Experts cite the FOMC’s “dot plot” of individual members’ projections as indicating three rate cuts are likely in 2024 and four more anticipated in 2025. CNBC noted that three additional rate reductions in 2026 would take the rate down close to the committee’s long-run outlook of between 2-2¼ percent, but also pointed out “considerable dispersion in the estimates for the final two years.”

In addition to maintaining the current federal funds rate, the FOMC directed the Fed’s trading desk to:

·            “Conduct standing overnight repurchase agreement operations with a minimum bid rate of 5.5 percent and with an aggregate operation limit of $500 billion.

·            “Conduct standing overnight reverse repurchase agreement operations at an offering rate of 5.3 percent and with a per-counterparty limit of $160 billion per day.

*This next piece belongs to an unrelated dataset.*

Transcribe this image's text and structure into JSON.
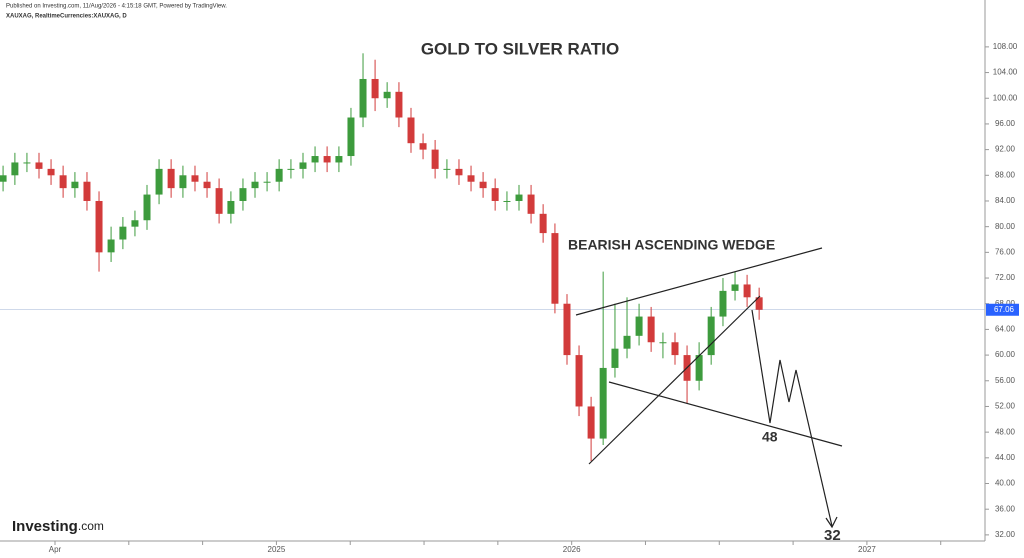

·            “Roll over at auction the amount of principal payments from the Federal Reserve’s holdings of Treasury securities maturing in each calendar month that exceeds a cap of $60 billion per month. Redeem Treasury coupon securities up to this monthly cap and Treasury bills to the extent that coupon principal payments are less than the monthly cap.

·            “Reinvest into agency mortgage-backed securities (MBS) the amount of principal payments from the Federal Reserve’s holdings of agency debt and agency MBS received in each calendar month that exceeds a cap of $35 billion per month.

·            “Allow modest deviations from stated amounts for reinvestments, if needed for operational reasons.

·            “Engage in dollar roll and coupon swap transactions as necessary to facilitate settlement of the Federal Reserve's agency MBS transactions.”